As is so often the case with these big sweeping media statements, the claim was based on a single month’s figures from one source. Nationally, rents rose only 0.2% in November, according to CoreLogic, therefore the boom is over in the simplistic minds of attention-seeking analysts and journalists.
And, yes, once again, the source of this myopic and shallow analysis is CoreLogic, a business which publishes lots of major real estate data but is quite dreadful at analysing what it all means.
So CoreLogic’s head of research Tim Lawless said:
“At 5.3% annual growth, rents are still rising at more than twice the pre-pandemic decade average of 2.0%, but given the weak monthly change the annual trend is set to slow further from here.
“It will be interesting to see if the rate of rental growth rebounds through the seasonally strong first quarter of the year in 2025, but beyond any seasonality, it looks increasingly like the rental boom is over”.
But other sources tell a different story.

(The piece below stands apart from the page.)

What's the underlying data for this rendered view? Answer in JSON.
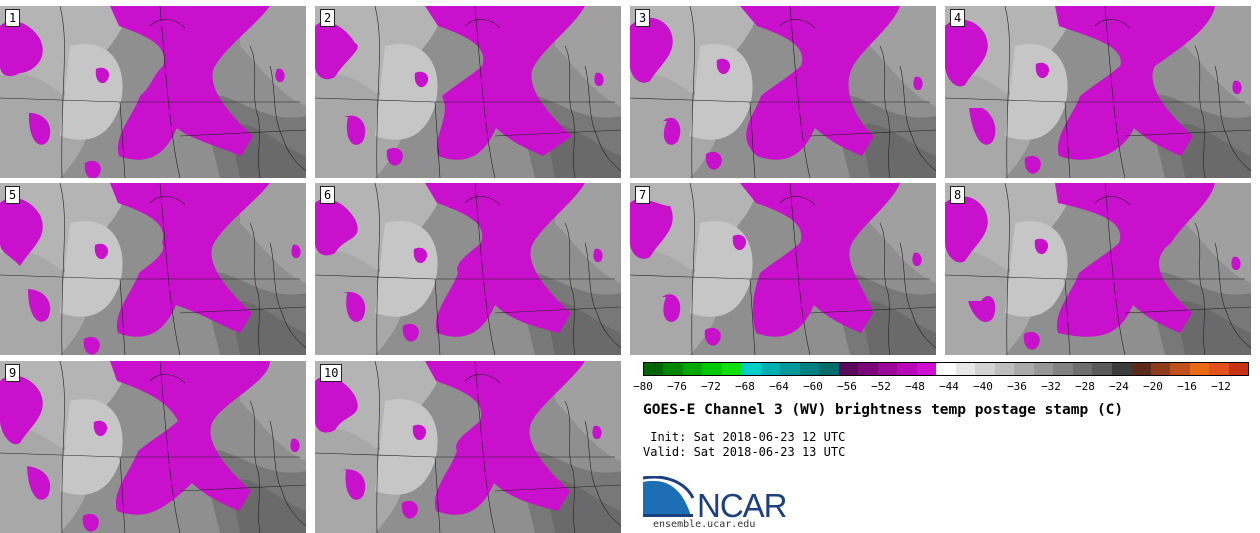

SQM Research records a monthly rise of a tick under 1% as the national average for residential rents, with Adelaide up 1.1%, Perth rising 1.9% and Canberra up 1.5%.
The national vacancy rate remains a fraction above 1%, essentially unchanged from three years ago, so can anyone justify a claim that the rental shortage crisis and rising rents is all done and dusted? Hardly.
Another startling set of headlines resulted from the latest Regional Market Update from CoreLogic which declared that the highest capital growth was occurring in Queensland and WA mining towns.
I was truly perplexed because I know there has been little price growth recently in mining towns like Karratha, Port Hedland and Newman in WA and Moranbah in Queensland.
However, the headlines resulted from CoreLogic boffins – yes, it’s CoreLogic again - re-defining major regional cities as mining towns.
Apparently Townsville, which has one of the most diverse economies in regional Australia, with only minor influence from the resources sector, is now a mining town.
So is the key Central Queensland of Mackay, apparently, despite being 2-3 hours’ drive from the nearest coal mine.
In WA, the key regional city of Geraldton is also, apparently, a mining town, according to Core illogic, although the nearest iron ore mine is an hour’s drive away.
All of this, and a whole lot more, reinforces our view that there is more misinformation than actual information in mainstream media.
And that any real estate consumer who bases a decision on the content of media reports is at risk of making a very bad decision.